Dans ce passage tiré du "gorgias" de platon, socrate utilise la métaphore des tonneaux pour argumenter en faveur de la vie tempérante par opposition à  la vie déréglée. il souligne que l'homme tempérant, une fois satisfait, peut jouir d'une tranquillité d'esprit, tandis que l'homme déréglé, constamment en quête de plaisirs, est condamné à  une existence frénétique et insatisfaite.

L' auteur :

Platon

(-428--348) Platon, philosophe de la Grèce antique, explore des concepts tels que la réalité, la connaissance et la justice. À travers ses dialogues, il met en scène son mentor Socrate pour examiner les idées et les valeurs de son époque, tout en proposant une vision idéale de la cité idéale dans "La République".

Le repère :

identité/égalité/différence

Le texte :

« SOCRATE ※ Regarde bien si ce que tu veux dire, quand tu parles de ces deux genres de vie, une vie d'ordre et une vie de dérèglement, ne ressemble pas à la situation suivante.

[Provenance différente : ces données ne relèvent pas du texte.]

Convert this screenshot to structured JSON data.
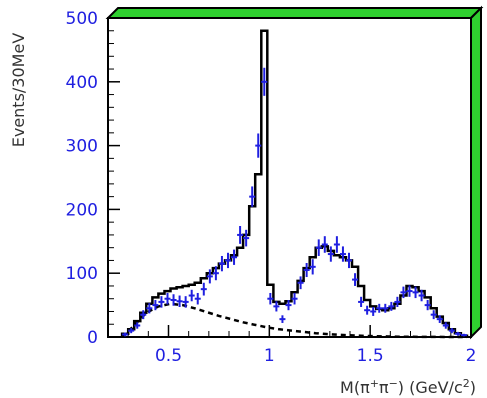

Suppose qu'il y ait deux hommes qui possèdent, chacun, un grand nombre de tonneaux. Les tonneaux de l'un sont sains, remplis de vin, de miel, de lait, et cet homme a encore bien d'autres tonneaux, remplis de toutes sortes de choses. Chaque tonneau est donc plein de ces denrées liquides qui sont rares, difficiles à recueillir et qu'on n'obtient qu'au terme de maints travaux pénibles. Mais, au moins, une fois que cet homme a rempli ses tonneaux, il n'a plus à y reverser quoi que ce soit ni à s'occuper d'eux ; au contraire, quand il pense à ses tonneaux, il est tranquille. L'autre homme, quant à lui, serait aussi capable de se procurer ce genre de denrées, même si elles sont difficiles à recueillir, mais comme ses récipients sont percés et fêlés, il serait forcé de les remplir sans cesse, jour et nuit, en s'infligeant les plus pénibles peines. Alors, regarde bien, si ces deux hommes représentent chacun une manière de vivre, de laquelle des deux dis-tu qu'elle est la plus heureuse ? Est-ce la vie de l'homme déréglé ou celle de l'homme tempérant ? En te racontant cela, est-ce que je te convaincs d'admettre que la vie tempérante vaut mieux que la vie déréglée ? Est-ce que je ne te convaincs pas ? CALLICLES ※ Tu ne me convaincs pas, Socrate. Car l'homme dont tu parles, celui qui a fait le plein en lui-même et en ses tonneaux, n'a plus aucun plaisir, il a exactement le type d'existence dont je parlais tout à l'heure : il vit comme une pierre. S'il a fait le plein, il n'éprouve plus ni joie ni peine. Au contraire, la vie de plaisirs est celle où on verse et on reverse autant qu'on peut dans son tonneau ! »
Platon, Gorgias

Les questions :



[A] - Questions d'analyse :
1. Comment peut-on décrire la métaphore des tonneaux utilisée par Socrate ?
2. Quelle est la différence entre les deux types de vie décrits par Socrate ?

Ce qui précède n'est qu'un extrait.